NAME
Squeeze.pm - Shorten text to minimum syllables by using hash and vowel deletion
REVISION
$Id: Squeeze.pm,v 1.24 1998/10/08 14:58:15 jaalto Exp $
SYNOPSIS
use Squeeze.pm; # imnport only function
use Squeeze qw( :ALL ); # import all functions and variables
use English;
while (<>)
{
print SqueezeText $ARG;
}
DESCRIPTION
Squeeze text (English) to most compact format possibly so that it is barely readable. You shold convert all text to lowercase for maximum compression, because optimisations have been designed mostly fr unpapitalised letters.
Warning: Each line is processed multiple times, so prepare for slow conversion time
You can use this module eg to preprocess text before it is sent to electronic media that has maximum text size limit. For example Pagers have some arbitrary text size limit, say 200 characters, which you want to fill as much as possible. Alternatively you may have GSM Cellular phone wich is capable of receiving Short Messages (SMS), whose text limit is 160 characters. To your amusement, the description text of this paragraph has been converted below using this library's SqueezeText() function . See yourself if it's readable (Yes, it takes some time to get used to). The compress ratio is typically 30-40%
u _n use thi mod to prprce txt bfre i_s snt to
elrnic mda t_hs max txt siz lim. f_xmple Pag hv
som abitry txt siz lim, say 200 chr, W/ u wnt to fll
as mch as psbleAlternatvly u may hv GSM Cllar PH wch is
cpble of rcivng Short msg (SMS), WS/ txt lim is 160
chrTo u/ amsment, dsc txt of thi prgra has
ben cnv_ blow usng thi lbrrys SquezText() fnc See
uself if i_s redble (Yes, it tak som T to get usdto
compr rati is typcly 30-40
There are few grammar rules which are used to shorten some English tokens very much:
Word that has _ is usually a verb
Word that has / is usually a substantive, noun,
pronomine or other non-verb
For example, these tokens must be understood before text can be read.
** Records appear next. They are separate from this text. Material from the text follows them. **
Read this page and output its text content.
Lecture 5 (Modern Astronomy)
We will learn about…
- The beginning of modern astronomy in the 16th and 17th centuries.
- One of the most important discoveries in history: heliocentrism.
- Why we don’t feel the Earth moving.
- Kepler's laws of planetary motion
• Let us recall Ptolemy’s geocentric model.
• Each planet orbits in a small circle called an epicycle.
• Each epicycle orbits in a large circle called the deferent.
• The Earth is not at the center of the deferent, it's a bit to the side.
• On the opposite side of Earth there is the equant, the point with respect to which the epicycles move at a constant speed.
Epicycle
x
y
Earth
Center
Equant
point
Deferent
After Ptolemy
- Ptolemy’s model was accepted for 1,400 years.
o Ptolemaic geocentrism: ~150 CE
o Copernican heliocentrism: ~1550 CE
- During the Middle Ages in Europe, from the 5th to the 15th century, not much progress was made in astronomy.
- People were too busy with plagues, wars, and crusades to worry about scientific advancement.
This is not yet like Geek code, because you don't need external parser to understand this, but just some common sense and time to adapt yourself to this text. For a complete up to date list, you have to peek the source code
automatically => 'acly_'
for => 4
for him => 4h
for her => 4h
for them => 4t
for those => 4t
can => _n
does => _s
it is => i_s
that is => t_s
which is => w_s
that are => t_r
which are => w_r
less => -/
more => +/
most => ++
however => h/ver
think => thk_
useful => usful
you => u
your => u/
you'd => u/d
you'll => u/l
they => t/
their => t/r
will => /w
would => /d
with => w/
without => w/o
which => W/
whose => WS/
Time is expressed with big letters
time => T
minute => MIN
second => SEC
hour => HH
day => DD
month => MM
year => YY
Other Big letter acronyms
phone => PH
EXAMPLES
To add new words e.g. to word conversion hash table, you'd define your custom set and merge them to existing ones. Do similarly to %SQZ_WXLATE_MULTI_HASH
and $SQZ_ZAP_REGEXP
and then start using the conversion function.
use English;
use Squeeze qw( :ALL );
my %myExtraWordHash =
(
new-word1 => 'conversion1'
, new-word2 => 'conversion2'
, new-word3 => 'conversion3'
, new-word4 => 'conversion4'
);
# First take the existing tables and merge them with my
# translation table
my %mySustomWordHash =
(
%SQZ_WXLATE_HASH
, %SQZ_WXLATE_EXTRA_HASH
, %myExtraWordHash
);
my $myXlat = 0; # state flag
while (<>)
{
if ( $condition )
{
SqueezeHashSet \%%mySustomWordHash; # Use MY conversions
$myXlat = 1;
}
if ( $myXlat and $condition )
{
SqueezeHashSet "reset"; # Back to default table
$myXlat = 0;
}
print SqueezeText $ARG;
}
Similarly you can redefine the multi word thanslate table by supplying another hash reference in call to SqueezeHashSet(), and to kill more text immediately in addtion to default, just concatenate the regexps to $SQZ_ZAP_REGEXP
KNOWN BUGS
There may be lot of false conversions and if you think that some word squeezing went too far, please turn on the debug end send the log to the maintainer. To see how the conversion goes e.g. for word Messages:
use English;
use Lingua::EN:Squeeze;
SqueezeDebug( 1, '(?i)Messages' );
$ARG = "This line has some Messages in it";
print SqueezeText $ARG;
EXPORTABLE VARIABLES
The defaults may not conquer all possible text, so you may wish to extend the hash tables and ZAP_REGEXP to include your unique text.
$SQZ_ZAP_REGEXP
text to kill immediately, like "Hm, Hi, Hello..." You can only set this once, because this regexp is compiled immediately when SqueezeText()
is first time called.
%SQZ_WXLATE_MULTI_HASH
Multi Word conversion: "for you" => "4u" ...
%SQZ_WXLATE_HASH
Single Word conversion hash: word => conversion. This table is applied after %SQZ_WXLATE_MULTI_HASH
%SQZ_WXLATE_EXTRA_HASH
Aggressive Single Word conversions like: without => w/o ...
INTERFACE FUNCTIONS
SqueezeText($)
- Description
-
Squeeze text by using vowel substitutions and deletions and hash tables that guide text substitutions.
- arg1: $text
-
Text.
- Return values
-
String, squeezed text.
new()
SqueezeHashSet($;$)
- Description
-
Set hash tables to use for converting text. The multiple word conversion is done first and after that the single words conversions.
- arg1: \%wordHashRef
-
Pointer to be used to convert single words. If "reset", use default hash table.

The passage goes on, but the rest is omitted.